Confidence or Arrogance? Learning to Be Seen Without Fear
I don’t know how to be confident.
Or rather, I don’t know how to appear confident. I’m confident in my ideas. I believe deeply in the things I create, the thoughts I spend time with, the systems I build, and the work I do. But when it comes to expressing that confidence, when it comes to letting it be seen, something gets in the way.
Part of it, I think, comes from an early pattern. I don’t have a memory of either of my parents telling me they loved me (a line my therapist is probably going to retire on). I'm sure the words were spoken at some point—it's unreasonable to think I never heard "I love you". But I don't remember hearing them. And the feeling that left me with was that love was either withheld or conditional. Especially from my father. I didn’t feel supported, or safe. I didn’t feel seen in a way that made me believe I was enough just as I was. It always felt like I was being measured. That whatever I did wasn’t quite it. Not quite good enough. Not quite impressive. Not quite something he could be proud of. Let's just say that my kids won’t go a day without hearing those words—and my upbringing was in stark contrast to that.
That leaves a mark. Even when you become capable, even when you start to see yourself clearly, there’s a scar underneath. And what that scar often says is: If people don’t like me, I’m not safe.

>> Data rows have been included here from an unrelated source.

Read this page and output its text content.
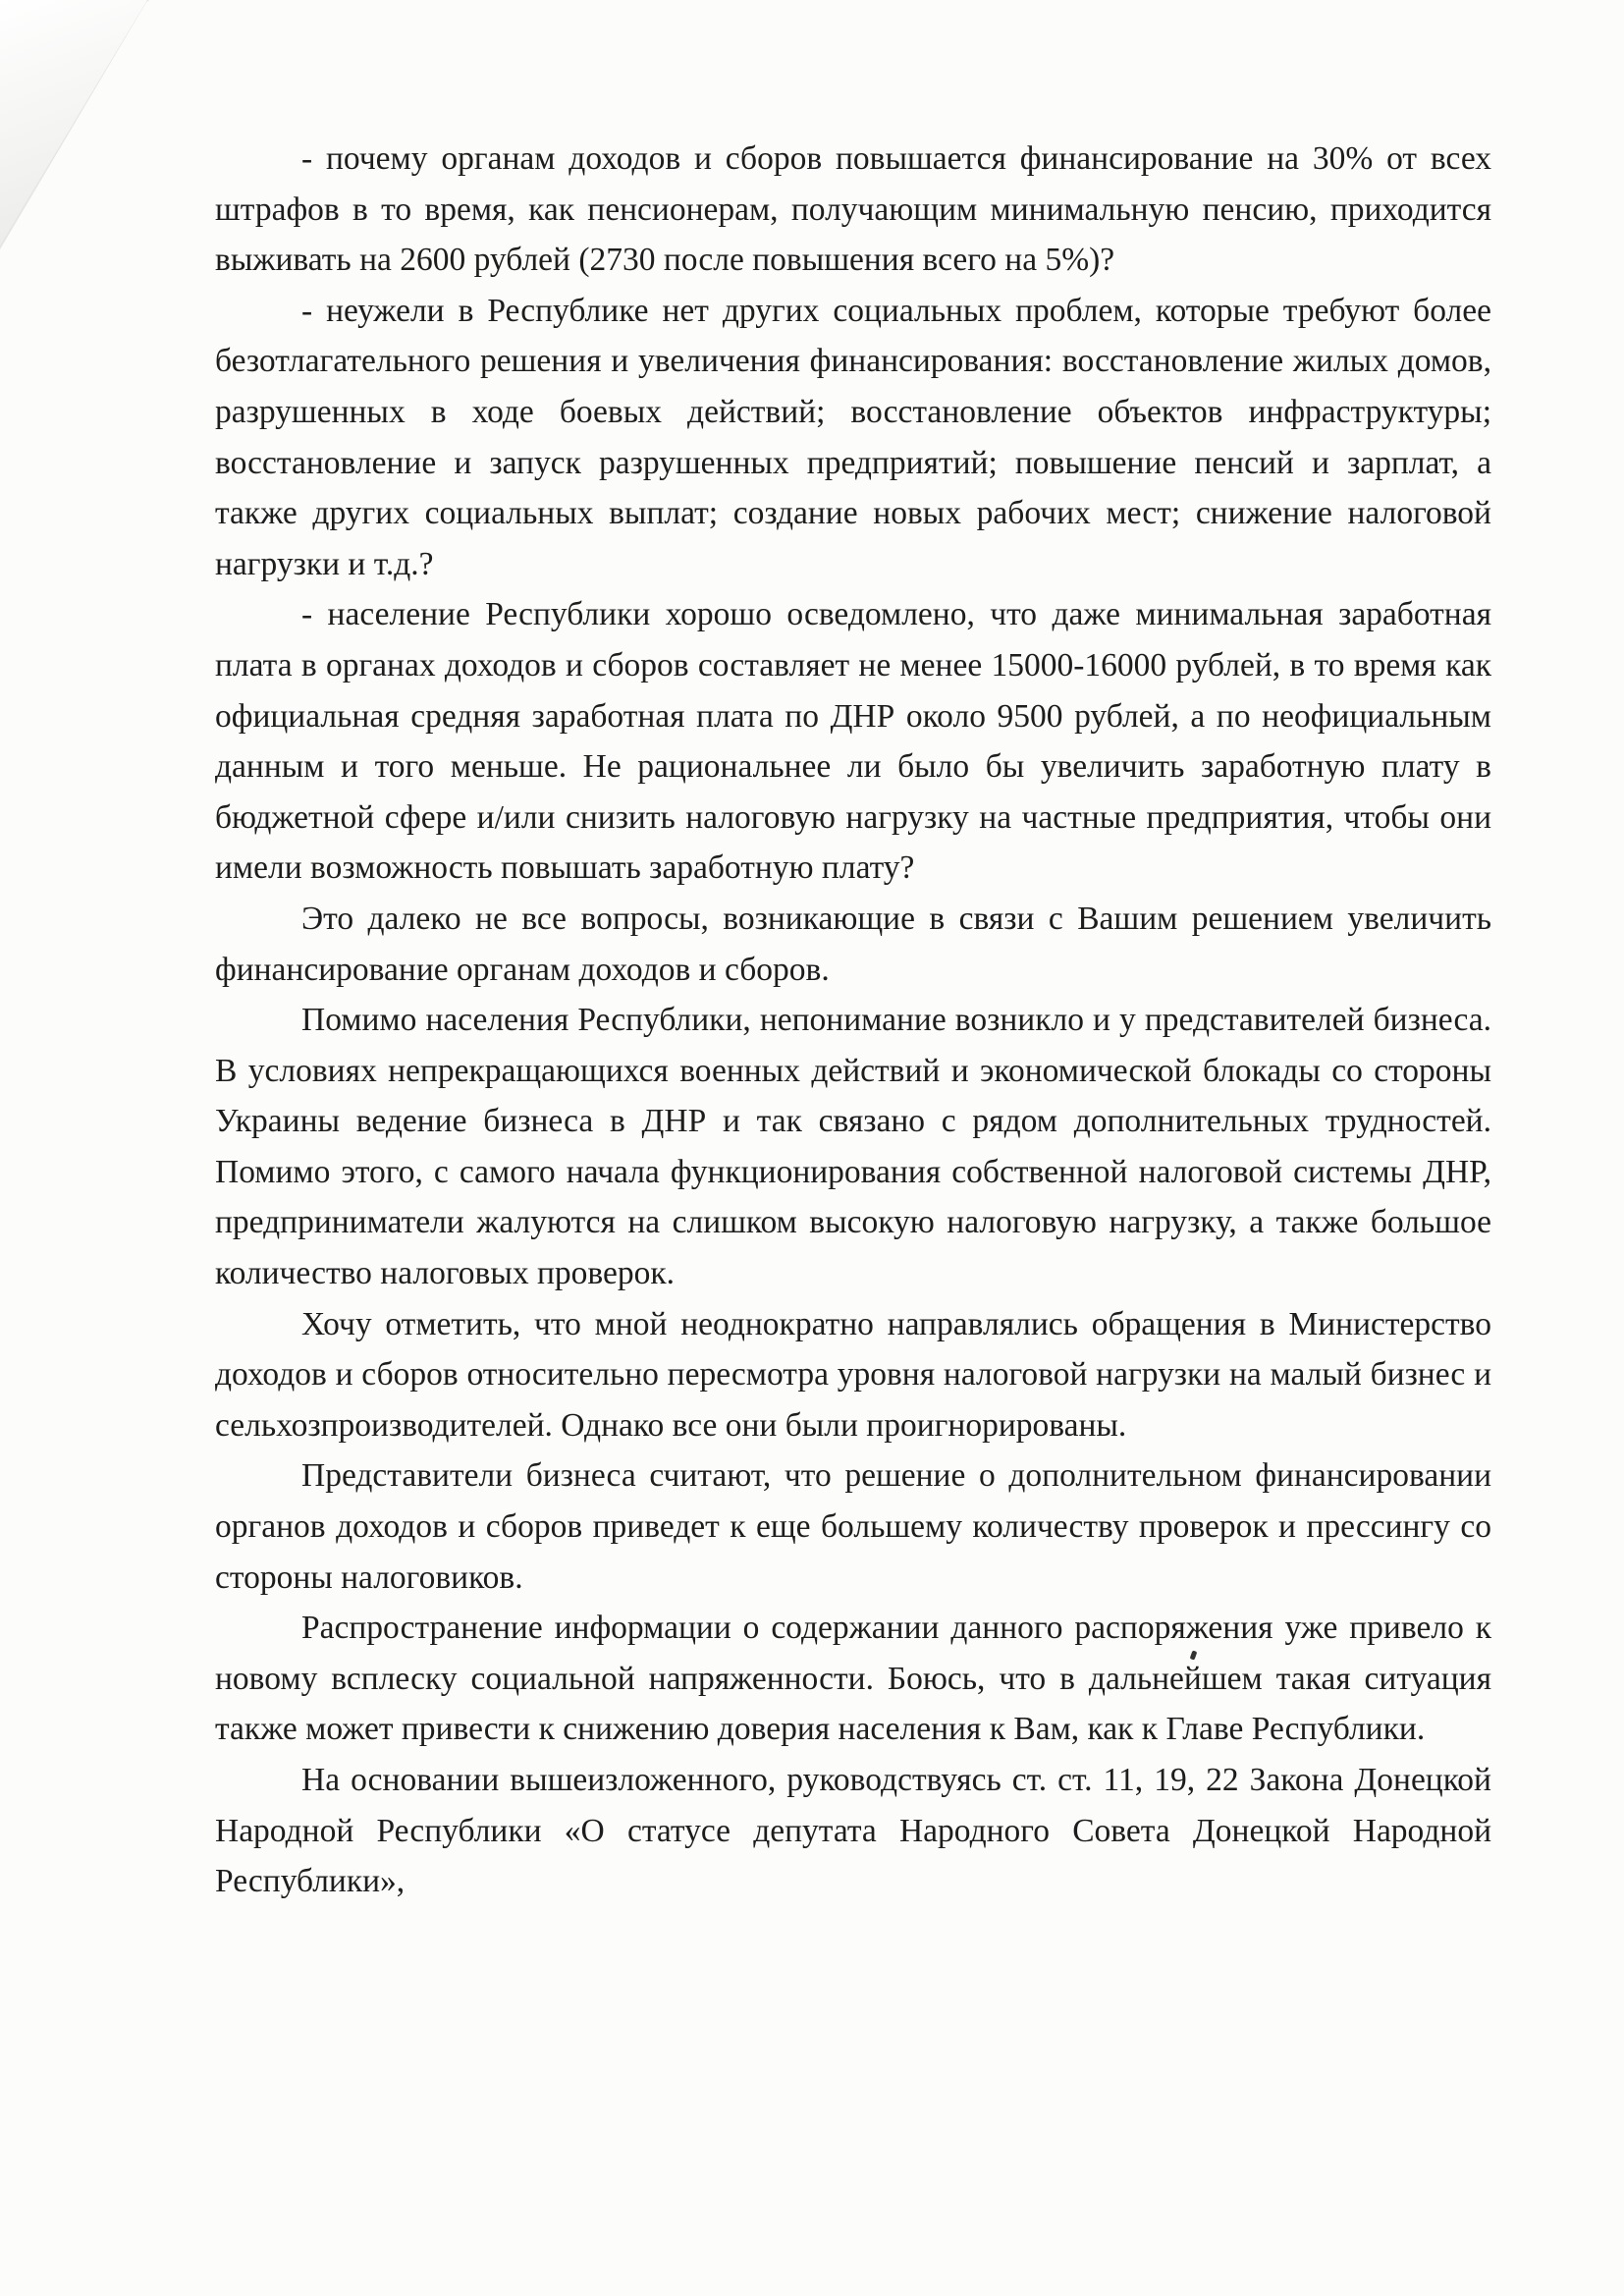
- почему органам доходов и сборов повышается финансирование на 30% от всех штрафов в то время, как пенсионерам, получающим минимальную пенсию, приходится выживать на 2600 рублей (2730 после повышения всего на 5%)?

- неужели в Республике нет других социальных проблем, которые требуют более безотлагательного решения и увеличения финансирования: восстановление жилых домов, разрушенных в ходе боевых действий; восстановление объектов инфраструктуры; восстановление и запуск разрушенных предприятий; повышение пенсий и зарплат, а также других социальных выплат; создание новых рабочих мест; снижение налоговой нагрузки и т.д.?

- население Республики хорошо осведомлено, что даже минимальная заработная плата в органах доходов и сборов составляет не менее 15000-16000 рублей, в то время как официальная средняя заработная плата по ДНР около 9500 рублей, а по неофициальным данным и того меньше. Не рациональнее ли было бы увеличить заработную плату в бюджетной сфере и/или снизить налоговую нагрузку на частные предприятия, чтобы они имели возможность повышать заработную плату?

Это далеко не все вопросы, возникающие в связи с Вашим решением увеличить финансирование органам доходов и сборов.

Помимо населения Республики, непонимание возникло и у представителей бизнеса. В условиях непрекращающихся военных действий и экономической блокады со стороны Украины ведение бизнеса в ДНР и так связано с рядом дополнительных трудностей. Помимо этого, с самого начала функционирования собственной налоговой системы ДНР, предприниматели жалуются на слишком высокую налоговую нагрузку, а также большое количество налоговых проверок.

Хочу отметить, что мной неоднократно направлялись обращения в Министерство доходов и сборов относительно пересмотра уровня налоговой нагрузки на малый бизнес и сельхозпроизводителей. Однако все они были проигнорированы.

Представители бизнеса считают, что решение о дополнительном финансировании органов доходов и сборов приведет к еще большему количеству проверок и прессингу со стороны налоговиков.

Распространение информации о содержании данного распоряжения уже привело к новому всплеску социальной напряженности. Боюсь, что в дальнейшем такая ситуация также может привести к снижению доверия населения к Вам, как к Главе Республики.

На основании вышеизложенного, руководствуясь ст. ст. 11, 19, 22 Закона Донецкой Народной Республики «О статусе депутата Народного Совета Донецкой Народной Республики»,
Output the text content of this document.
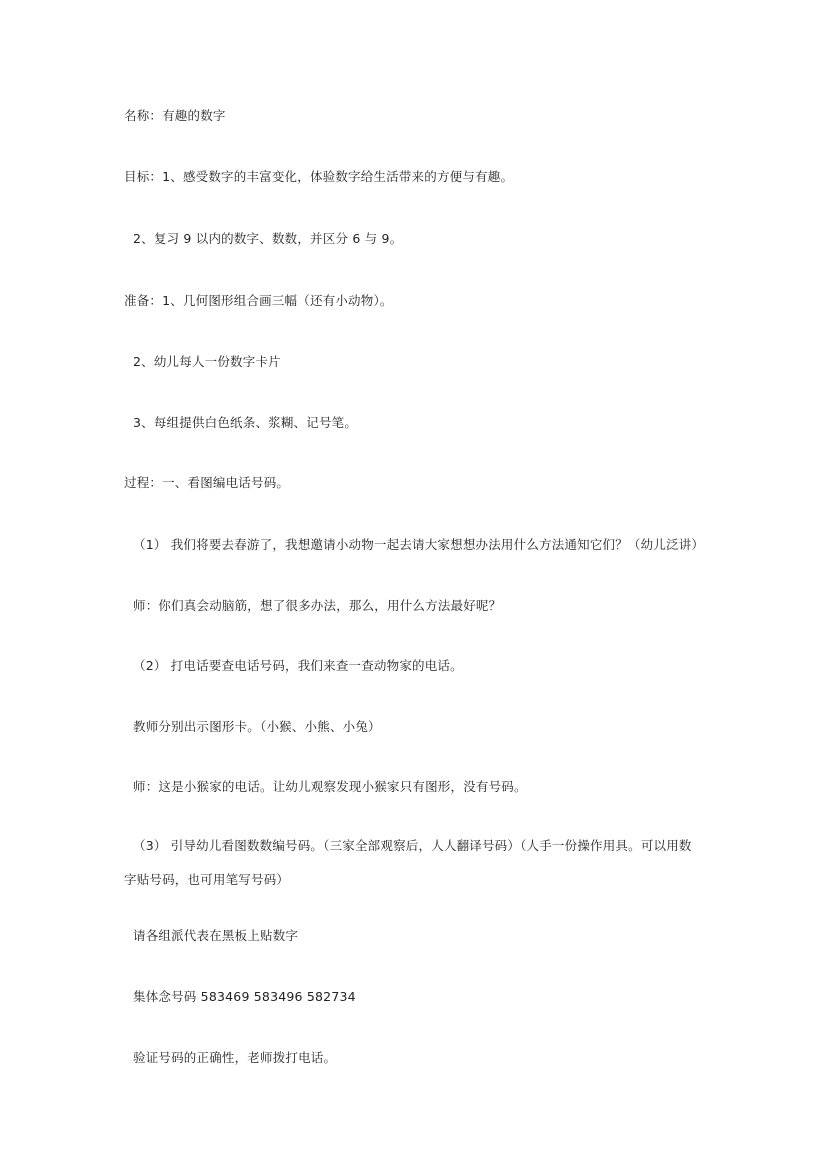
名称：有趣的数字
目标：1、感受数字的丰富变化，体验数字给生活带来的方便与有趣。
2、复习 9 以内的数字、数数，并区分 6 与 9。
准备：1、几何图形组合画三幅（还有小动物）。
2、幼儿每人一份数字卡片
3、每组提供白色纸条、浆糊、记号笔。
过程：一、看图编电话号码。
（1） 我们将要去春游了，我想邀请小动物一起去请大家想想办法用什么方法通知它们？（幼儿泛讲）
师：你们真会动脑筋，想了很多办法，那么，用什么方法最好呢？
（2） 打电话要查电话号码，我们来查一查动物家的电话。
教师分别出示图形卡。（小猴、小熊、小兔）
师：这是小猴家的电话。让幼儿观察发现小猴家只有图形，没有号码。
（3） 引导幼儿看图数数编号码。（三家全部观察后，人人翻译号码）（人手一份操作用具。可以用数字贴号码，也可用笔写号码）
请各组派代表在黑板上贴数字
集体念号码 583469 583496 582734
验证号码的正确性，老师拨打电话。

That need to be liked runs deep. It has shaped my presence in rooms, in relationships, in leadership, and in silence. I’ve learned to read people’s reactions fast. To bow out of debates that don’t feel safe. To avoid stating strong opinions unless I really know my ground. To second-guess how things might land.
And when I do speak up, especially about things I know well or feel deeply about, it can come across as confidence. Often, it inadvertently comes across as arrogance.
That’s what’s so hard to navigate. The tension between:
- Wanting to be authentic vs. wanting to be accepted
- Feeling confident vs. fearing I’ll be seen as arrogant
- Trusting my ideas vs. not wanting to make others feel small
Here’s the truth: I am not arrogant. I am insecure. I am deeply reflective. I carry doubts and fears like everyone else. But I also have conviction. I believe in what I build, what I say, and what I choose to focus on. I just haven’t always known how to hold both of those things at the same time, publicly.
It genuinely bothers me to be seen as arrogant. But at times, it feels like the only other option is to be invisible. That’s a brutal tradeoff. I want to be known for the ideas I care about, for the work I believe in. But too often, I downplay my successes, my accomplishments, even my clearest thoughts. Not because I doubt them, but because I fear how they’ll be received. I soften my edges to make others more comfortable. I dilute my voice so I won’t be misread. And in doing so, I sometimes lose the essence of what I’m trying to say.
I’m working on that. On letting my voice take up space without apology. On allowing my ideas to stand without having to qualify them into oblivion. On making peace with the fact that some people may not like me, and that doesn’t mean I’m doing something wrong.
That’s what I’m learning to do. To be grounded in what I know without performing. To be strong in my opinions while still being soft in how I hold them. To trust that humility isn’t the absence of confidence, it’s what tempers it.
Confidence without humility is arrogance.
Humility without confidence is invisibility.
I’m trying to find the middle.
And I know I’m not alone in this.
Some of us grew up needing to be liked more than we needed to be seen. We learned to dim, to accommodate, to avoid the spotlight. But that comes at a cost. Because if you can’t be seen, you also can’t be known.
So this is me, practicing being seen. Not because I need to be the loudest. But because I want to be honest. Because I want to live and lead from a place of clarity, not fear.
That line between confidence and arrogance? It’s blurry. But I’m trying to walk it. With open hands. With a quiet mind. And with the hope that maybe, just maybe, being seen doesn’t have to mean being rejected.